Families of MAX crash victims call for plane to be “fully recertified”
By Cat Hofacker|July 17, 2019
Pressure is growing on the FAA and Boeing to recertify the entire 737 MAX design rather than just its troubled automation software, and to require pilots to spend time in flight simulators with that software running.
“The families demand that the 737 Max 8 be fully recertified as a new plane because it is too different from the original certified plane,” Canadian Paul Njoroge told the House subcommittee on aviation in a hearing today.
Njoroge’s 6-year-old son, 4-year-old daughter, 9-month-old daughter, wife and mother-in-law died in the Ethiopian Airlines crash, the second of two accidents involving the MAX.
So far, Boeing has been working with FAA to recertify just the MAX’s Maneuvering Characteristics Augmentation System, or MCAS, software.
The investigative reports from the accidents that killed a combined 346 people have not been released, but investigators have said that in each case, the crews could not control the planes after MCAS activated itself due to faulty readings from angle-of-attack sensors, metal vanes on either side of the fuselage that measure the angle between the aircraft and oncoming air flow. If the readings had been accurate, the planes would have been in danger of stalling, so MCAS forced the nose of the aircraft down.
Recertifying the MAX as a new model would trigger a more extensive review process that includes examining the MAX’s entire design and conducting additional ground and flight tests. The MAX’s original certification in 2017 took about five years.
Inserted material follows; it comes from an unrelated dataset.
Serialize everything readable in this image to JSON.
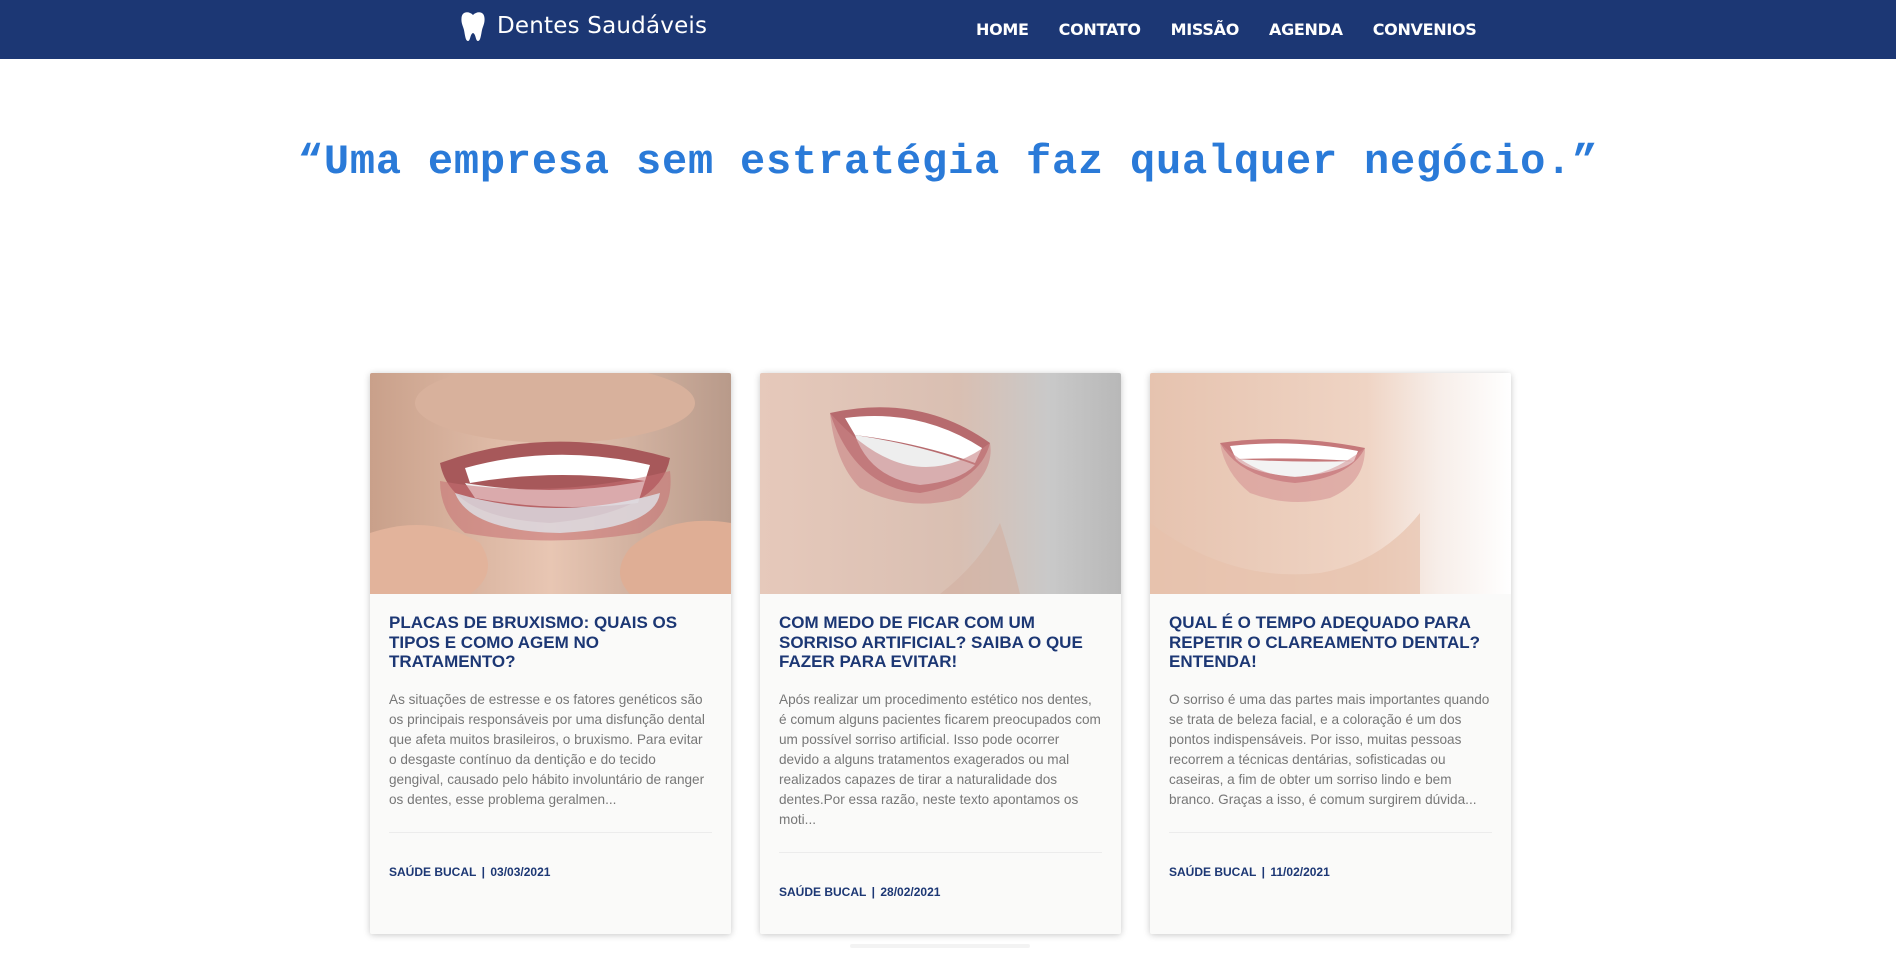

Rep. Garret Graves, R-La., the top Republican on the panel, stopped short of embracing the calls to treat the MAX like a new aircraft, but said “every single step in this process will be thoroughly examined” and that “the process that was used to certify this aircraft will not in any way be used to unground this aircraft.”
For now, hundreds of MAX jets around the world remain grounded. In the U.S., airlines have removed the aircraft from their schedules through early November.
Njoroge also joined a chorus of U.S. lawmakers, family members and independent analysts who have criticized the latitude that FAA provided to Boeing in the certification process for the MAX.
“The FAA should have known that the failure to have triple redundancy in critical safety systems could cause crashes and death. They recklessly left Boeing to police itself,” Njoroge said.
Boeing and the FAA did not testify at the hearing, but CEO Dennis Muilenburg has underscored the company’s commitment to safety. FAA says it does not allow companies to police themselves.
The FAA, through its Organization Delegation Authorization program, does permit employees at Boeing and other companies to sign off on the design of certain parts. The FAA says ODA streamlines the certification process, but that ODA does not amount to self-certification of aircraft.
On the topic of pilot training, Njoroge said the families of the MAX crash victims “demand” simulator training with MCAS, something pilot groups in the U.S. and abroad have also requested.
The crash families are not alone in calling for this. “We should all want pilots to experience these challenging situations for the first time in a simulator, not in flight with passengers and crew on board,” Chesley “Sully” Sullenberger, the pilot who landed a damaged jet in the Hudson River in 2009, told a congressional panel last month, according to video of the hearing.